Fold	Outcome Penalty	Treatment Penalty
1	3.1623	1.7783
2	0.3162	0.5623
3	1.7783	1.0000
4	3.1623	3.1623
5	5.6234	3.1623

Binary Treatment Example

Show code

rng = np.random.default_rng(2029)
n = 1200
x = rng.normal(size=(n, 4))
pi_true = 1.0 / (1.0 + np.exp(-(0.2 + x @ np.array([0.7, -0.5, 0.3, 0.2]))))
d = rng.binomial(1, pi_true, size=n).astype(float)
mu0 = 0.6 + x @ np.array([0.3, -0.2, 0.2, 0.4])
y = mu0 + 1.1 * d + rng.normal(scale=0.8, size=n)
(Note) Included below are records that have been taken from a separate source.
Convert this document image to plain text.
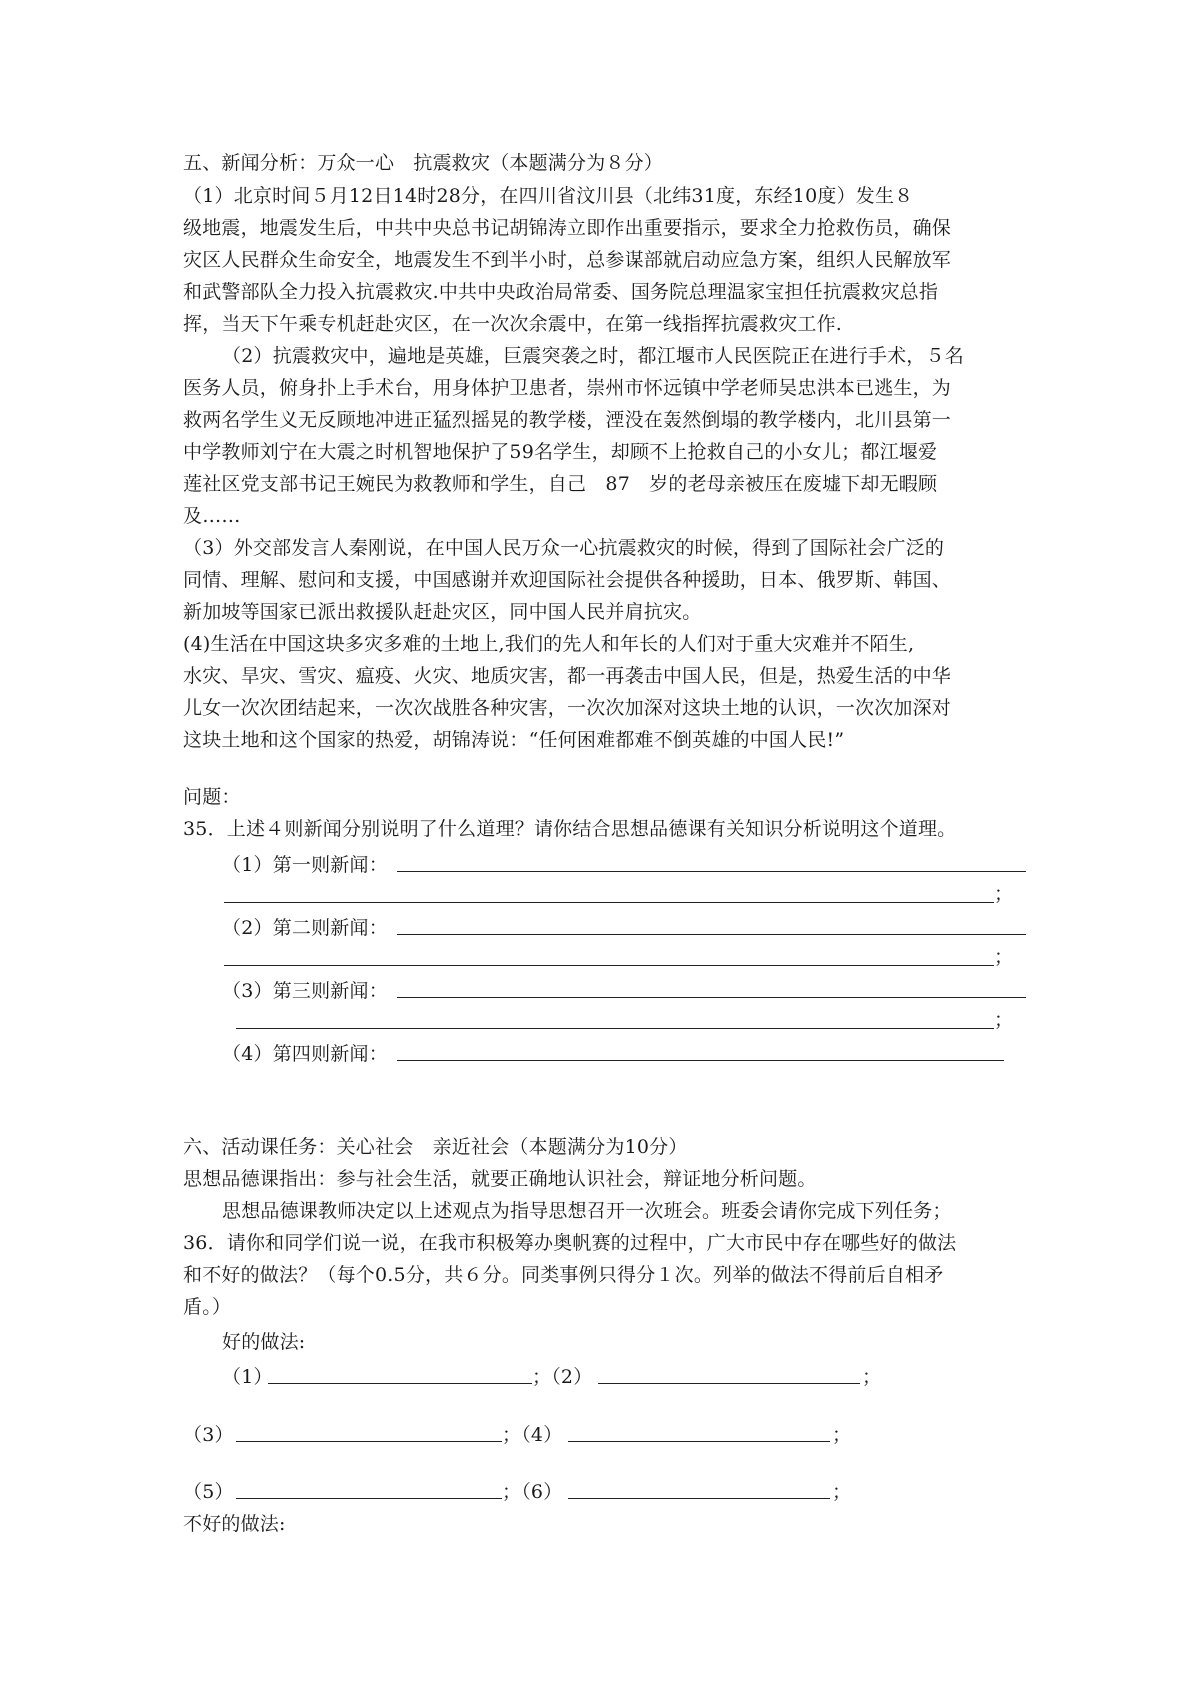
五、新闻分析：万众一心　抗震救灾（本题满分为８分）
（1）北京时间５月12日14时28分，在四川省汶川县（北纬31度，东经10度）发生８
级地震，地震发生后，中共中央总书记胡锦涛立即作出重要指示，要求全力抢救伤员，确保
灾区人民群众生命安全，地震发生不到半小时，总参谋部就启动应急方案，组织人民解放军
和武警部队全力投入抗震救灾.中共中央政治局常委、国务院总理温家宝担任抗震救灾总指
挥，当天下午乘专机赶赴灾区，在一次次余震中，在第一线指挥抗震救灾工作.
（2）抗震救灾中，遍地是英雄，巨震突袭之时，都江堰市人民医院正在进行手术，５名
医务人员，俯身扑上手术台，用身体护卫患者，崇州市怀远镇中学老师吴忠洪本已逃生，为
救两名学生义无反顾地冲进正猛烈摇晃的教学楼，湮没在轰然倒塌的教学楼内，北川县第一
中学教师刘宁在大震之时机智地保护了59名学生，却顾不上抢救自己的小女儿；都江堰爱
莲社区党支部书记王婉民为救教师和学生，自己　87　岁的老母亲被压在废墟下却无暇顾
及……
（3）外交部发言人秦刚说，在中国人民万众一心抗震救灾的时候，得到了国际社会广泛的
同情、理解、慰问和支援，中国感谢并欢迎国际社会提供各种援助，日本、俄罗斯、韩国、
新加坡等国家已派出救援队赶赴灾区，同中国人民并肩抗灾。
(4)生活在中国这块多灾多难的土地上,我们的先人和年长的人们对于重大灾难并不陌生,
水灾、旱灾、雪灾、瘟疫、火灾、地质灾害，都一再袭击中国人民，但是，热爱生活的中华
儿女一次次团结起来，一次次战胜各种灾害，一次次加深对这块土地的认识，一次次加深对
这块土地和这个国家的热爱，胡锦涛说：“任何困难都难不倒英雄的中国人民!”
问题：
35．上述４则新闻分别说明了什么道理？请你结合思想品德课有关知识分析说明这个道理。
（1）第一则新闻：
；
（2）第二则新闻：
；
（3）第三则新闻：
；
（4）第四则新闻：
六、活动课任务：关心社会　亲近社会（本题满分为10分）
思想品德课指出：参与社会生活，就要正确地认识社会，辩证地分析问题。
思想品德课教师决定以上述观点为指导思想召开一次班会。班委会请你完成下列任务；
36．请你和同学们说一说，在我市积极筹办奥帆赛的过程中，广大市民中存在哪些好的做法
和不好的做法？（每个0.5分，共６分。同类事例只得分１次。列举的做法不得前后自相矛
盾。）
好的做法:
（1）	；（2）	；
（3）	；（4）	；
（5）	；（6）	；
不好的做法:
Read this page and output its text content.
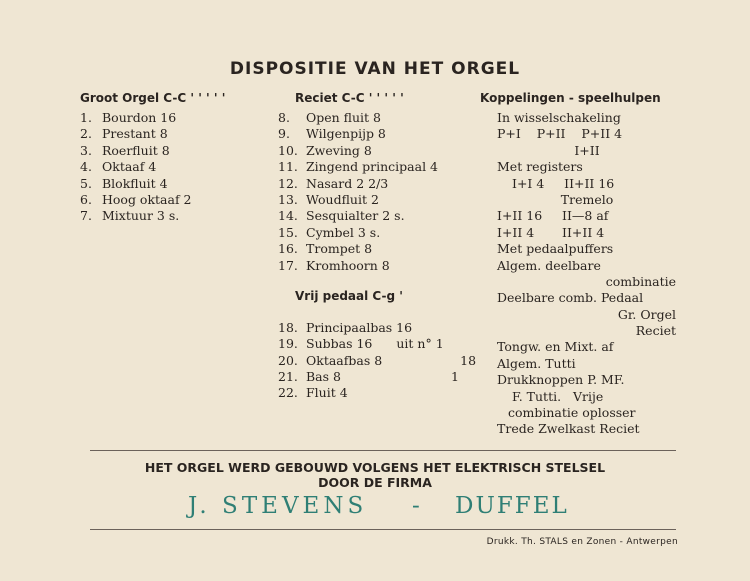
DISPOSITIE VAN HET ORGEL
Groot Orgel C-C ' ' ' ' '
1. Bourdon 16
2. Prestant 8
3. Roerfluit 8
4. Oktaaf 4
5. Blokfluit 4
6. Hoog oktaaf 2
7. Mixtuur 3 s.
Reciet C-C ' ' ' ' '
8. Open fluit 8
9. Wilgenpijp 8
10. Zweving 8
11. Zingend principaal 4
12. Nasard 2 2/3
13. Woudfluit 2
14. Sesquialter 2 s.
15. Cymbel 3 s.
16. Trompet 8
17. Kromhoorn 8
Vrij pedaal C-g '
18. Principaalbas 16
19. Subbas 16 uit n° 1
20. Oktaafbas 8	18
21. Bas 8	1
22. Fluit 4
Koppelingen - speelhulpen
In wisselschakeling
P+I    P+II    P+II 4
I+II
Met registers
I+I 4     II+II 16
Tremelo
I+II 16     II—8 af
I+II 4       II+II 4
Met pedaalpuffers
Algem. deelbare
combinatie
Deelbare comb. Pedaal
Gr. Orgel
Reciet
Tongw. en Mixt. af
Algem. Tutti
Drukknoppen P. MF.
F. Tutti.   Vrije
combinatie oplosser
Trede Zwelkast Reciet
HET ORGEL WERD GEBOUWD VOLGENS HET ELEKTRISCH STELSEL
DOOR DE FIRMA
J. STEVENS - DUFFEL
Drukk. Th. STALS en Zonen - Antwerpen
aipw = cm.AIPW(penalty=penalty_grid, cv=5, n_folds=5, seed=7)
aipw.fit(y, d, x)
aipw_summary = aipw.summary()

rows = [
    ["Truth", f"{1.1: .4f}", "--"],
    ["AIPW", f"{aipw_summary['ate']: .4f}", f"{aipw_summary['se']: .4f}"],
]
display(HTML(html_table(["Quantity", "Value", "SE"], rows)))

Quantity	Value	SE
Truth	1.1000	--
AIPW	1.1278	0.0501

Show code

display(
    HTML(
        html_table(
            ["Fold", "Outcome 0 Penalty", "Outcome 1 Penalty", "Propensity Penalty"],
            [
                [
                    str(i + 1),
                    f"{p0: .4f}",
                    f"{p1: .4f}",
                    f"{pp: .4f}",
                ]
                for i, (p0, p1, pp) in enumerate(
                    zip(
                        aipw_summary["outcome0_penalties"],
                        aipw_summary["outcome1_penalties"],
                        aipw_summary["propensity_penalties"],
                    )
                )
            ],
        )
    )
)

Fold	Outcome 0 Penalty	Outcome 1 Penalty	Propensity Penalty
1	5.6234	3.1623	17.7828
2	10.0000	17.7828	10.0000
3	10.0000	17.7828	10.0000
4	10.0000	17.7828	10.0000
5	10.0000	5.6234	31.6228

Interpretation

PartiallyLinearDML is the right estimator when the target is a scalar coefficient on a continuous treatment inside a partially linear model.
AIPW is the right estimator when the target is a binary-treatment ATE.
Both are intentionally narrow: the nuisance learner is ridge, the folds are explicit, and the reported standard errors come from the orthogonal influence function implied by the final score.